Jeremy Corbyn’in ana muhalefet partisi başkanlığına seçilmesi, sadece İngiltere’de değil, genel olarak Avrupa’da heyecan yarattı.
Ama belki de en çok beni heyecanlandırdı!
“Kanka” demek biraz abartılı olabilir, ama Corbyn’le tanışıyoruz. Aynı odada yatmışlığımız var! Benim odamda. İstanbul’da.
O zamanlar annemin evinde kalıyorum. Tek yatak var. Çilteyi yere koydum, “Yatak senin, yerdeki çilte benim” dedim. Kabul etmedi, “Yatak senin” dedi. On dakika tartıştık, sonunda kazandı ve yerde yattı.

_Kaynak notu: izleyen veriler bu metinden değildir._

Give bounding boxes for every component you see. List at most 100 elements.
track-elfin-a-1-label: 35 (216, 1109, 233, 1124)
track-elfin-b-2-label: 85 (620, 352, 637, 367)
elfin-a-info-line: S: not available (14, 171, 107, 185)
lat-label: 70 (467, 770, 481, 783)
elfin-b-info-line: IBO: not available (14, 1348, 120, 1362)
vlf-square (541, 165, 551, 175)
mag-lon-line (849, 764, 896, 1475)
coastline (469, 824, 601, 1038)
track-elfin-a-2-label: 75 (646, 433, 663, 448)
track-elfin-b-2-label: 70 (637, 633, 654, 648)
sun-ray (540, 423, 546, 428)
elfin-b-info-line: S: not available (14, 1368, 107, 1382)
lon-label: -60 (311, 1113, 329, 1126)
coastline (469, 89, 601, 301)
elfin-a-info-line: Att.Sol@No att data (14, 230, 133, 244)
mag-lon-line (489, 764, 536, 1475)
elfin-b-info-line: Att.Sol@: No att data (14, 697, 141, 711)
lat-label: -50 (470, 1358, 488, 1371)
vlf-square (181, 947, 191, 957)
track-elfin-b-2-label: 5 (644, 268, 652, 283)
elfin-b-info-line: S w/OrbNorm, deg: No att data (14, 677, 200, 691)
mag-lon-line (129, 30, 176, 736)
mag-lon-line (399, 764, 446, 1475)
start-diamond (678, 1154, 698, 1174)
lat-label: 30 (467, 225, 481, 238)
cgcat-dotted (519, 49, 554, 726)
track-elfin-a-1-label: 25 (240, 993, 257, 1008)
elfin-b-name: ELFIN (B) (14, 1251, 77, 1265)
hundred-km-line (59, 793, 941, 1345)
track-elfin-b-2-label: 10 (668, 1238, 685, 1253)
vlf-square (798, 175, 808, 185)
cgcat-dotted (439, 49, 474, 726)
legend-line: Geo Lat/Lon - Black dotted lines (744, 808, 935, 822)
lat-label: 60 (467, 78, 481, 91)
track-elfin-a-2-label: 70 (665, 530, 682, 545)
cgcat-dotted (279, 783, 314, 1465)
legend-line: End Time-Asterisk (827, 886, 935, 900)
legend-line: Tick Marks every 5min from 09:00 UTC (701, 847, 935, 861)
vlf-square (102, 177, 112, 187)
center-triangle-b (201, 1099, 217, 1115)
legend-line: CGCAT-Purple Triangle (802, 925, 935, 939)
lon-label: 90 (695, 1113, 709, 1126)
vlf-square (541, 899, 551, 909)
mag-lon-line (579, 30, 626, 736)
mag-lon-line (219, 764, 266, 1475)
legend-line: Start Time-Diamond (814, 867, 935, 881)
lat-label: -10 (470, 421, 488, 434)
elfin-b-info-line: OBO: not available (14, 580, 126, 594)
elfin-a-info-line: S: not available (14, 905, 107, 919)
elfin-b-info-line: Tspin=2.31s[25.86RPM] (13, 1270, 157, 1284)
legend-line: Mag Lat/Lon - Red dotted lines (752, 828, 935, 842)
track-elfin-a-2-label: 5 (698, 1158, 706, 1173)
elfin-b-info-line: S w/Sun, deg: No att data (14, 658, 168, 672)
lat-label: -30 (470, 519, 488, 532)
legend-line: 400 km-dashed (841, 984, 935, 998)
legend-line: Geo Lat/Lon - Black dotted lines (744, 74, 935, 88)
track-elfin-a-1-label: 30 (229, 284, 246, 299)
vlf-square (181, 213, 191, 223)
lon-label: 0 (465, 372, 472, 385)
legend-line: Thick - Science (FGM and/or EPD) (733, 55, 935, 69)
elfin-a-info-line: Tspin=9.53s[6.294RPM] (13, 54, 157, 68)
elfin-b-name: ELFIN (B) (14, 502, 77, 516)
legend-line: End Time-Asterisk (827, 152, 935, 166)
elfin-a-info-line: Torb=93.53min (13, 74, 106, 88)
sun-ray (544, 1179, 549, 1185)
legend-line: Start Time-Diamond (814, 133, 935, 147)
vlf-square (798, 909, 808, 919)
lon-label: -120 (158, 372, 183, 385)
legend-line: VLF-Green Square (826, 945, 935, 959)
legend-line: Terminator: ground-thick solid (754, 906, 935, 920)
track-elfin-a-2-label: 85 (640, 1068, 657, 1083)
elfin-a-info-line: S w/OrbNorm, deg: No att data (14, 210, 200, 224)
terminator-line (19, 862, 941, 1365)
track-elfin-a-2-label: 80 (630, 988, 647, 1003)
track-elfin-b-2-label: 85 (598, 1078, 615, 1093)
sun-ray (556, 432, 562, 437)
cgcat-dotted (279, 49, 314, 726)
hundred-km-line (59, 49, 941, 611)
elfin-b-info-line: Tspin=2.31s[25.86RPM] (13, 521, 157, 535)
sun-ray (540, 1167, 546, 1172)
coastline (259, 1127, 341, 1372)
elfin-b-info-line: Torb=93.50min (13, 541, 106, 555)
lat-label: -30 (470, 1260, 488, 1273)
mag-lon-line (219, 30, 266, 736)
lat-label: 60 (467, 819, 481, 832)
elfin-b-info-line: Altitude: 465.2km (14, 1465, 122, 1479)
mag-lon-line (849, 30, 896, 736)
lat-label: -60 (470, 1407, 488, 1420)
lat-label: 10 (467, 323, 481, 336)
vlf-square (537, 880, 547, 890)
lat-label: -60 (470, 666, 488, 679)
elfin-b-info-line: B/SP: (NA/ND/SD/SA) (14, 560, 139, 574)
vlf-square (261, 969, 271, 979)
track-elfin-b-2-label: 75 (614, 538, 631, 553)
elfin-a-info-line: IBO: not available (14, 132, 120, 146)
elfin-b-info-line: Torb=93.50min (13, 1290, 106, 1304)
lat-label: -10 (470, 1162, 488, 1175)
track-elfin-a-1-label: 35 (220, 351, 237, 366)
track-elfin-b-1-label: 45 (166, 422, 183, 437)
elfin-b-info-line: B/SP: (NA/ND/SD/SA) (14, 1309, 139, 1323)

Yıllardan 2002 ve Corbyn İngiltere hükümet partisinin (Tony Blair’in İşçi Partisi’nin) en solcu iki milletvekilinden biriydi.
George W Bush, İkiz Kuleler saldırısından sonra Irak’ı işgal etmekle tehdit ediyordu. Bütün dünyada savaş karşıtı bir hareket yükselirken, biz de burada kolları sıvamıştık.
Önce Ekim ayında Kadıköy’de bir barış konferansı düzenledik. Ardından, 1 Aralık günü için büyük bir gösteri yapma kararı aldık. Ve Irak’ta Savaşa Hayır Koalisyonu’nu kurduk. Herhalde Türkiye tarihinin en geniş koalisyonu oldu: tam 159 kurumu ve sayısız bireyi bir araya getirdi.
Irak savaşına Blair’in de katılacağı belli olduğu için, gösteriye İngiltere’den birini getirmeyi düşündük. İlk akla gelen isim Corbyn’di, çağırdık, geldi.
Miting alanında Corbyn’in sahneden konuşmasını polisler engellemeye çalıştı. “Niye?” dedik. “Yabancı” dediler!
Milletvekili olduğunu anlatıp ikna ettik herifleri. Corbyn, kendi hükümeti aleyhine çok sert bir konuşma yaptı.
Akşam da annemin evinde yattık.
Şimdi İşçi Partisi başkanlığına seçilmesi, üstelik solculuğundan hiçbir ödün vermemişken parti tabanının yüzde 60’ının oyunu alarak seçilmesi ilginç.
Aday olacağını ilan ettiğinde, belli sayıda milletvekilinin onu aday göstermesi gerekliydi ve bu sayıyı bulması mümkün değildi. Bazı milletvekilleri, politikalarını destekledikleri için değil, “demokrasi iyidir” diye düşündükleri için aday olabilmesini sağladı. Zaten kazanma şansı yok diye düşünüyorlardı.
Kazanabileceğinin düşünülmemesi ve kazanmış olması iki şeyi gösteriyor.
Birincisi, Avrupa sosyal demokrasinin ne kadar sağcılaşmış olduğu. Kamu hizmetlerini savunan, zenginlerden daha fazla vergi almak isteyen, savaşa, nükleer silahlara ve NATO’ya karşı olan bir adam, “çok aşırı solcu” olarak görülüyor, kazanamaz deniliyor. Nitekim, partinin önde gelen birçok milletvekili Corbyn’in gölge kabinesinde yer almayacağını hemen ilan etti. Parti içinde Corbyn’e karşı darbe yapılması ihtimali hemen tartışılmaya başlandı.
Oysa Corbyn’in görüşleri 20-30 yıl öncesinin klasik sosyal demokrat görüşlerinden başka bir şey değil.
İkincisi, biri çıkıp “yettiniz be, bu memlekette ciddi bir sol muhalefet gerek” dediği anda, her şey değişiveriyor, sağ konsensüs dağılıveriyor, insanlar heyecana geliyor.
Yeter ki “yettiniz be” çığlığı bir kere duyulsun.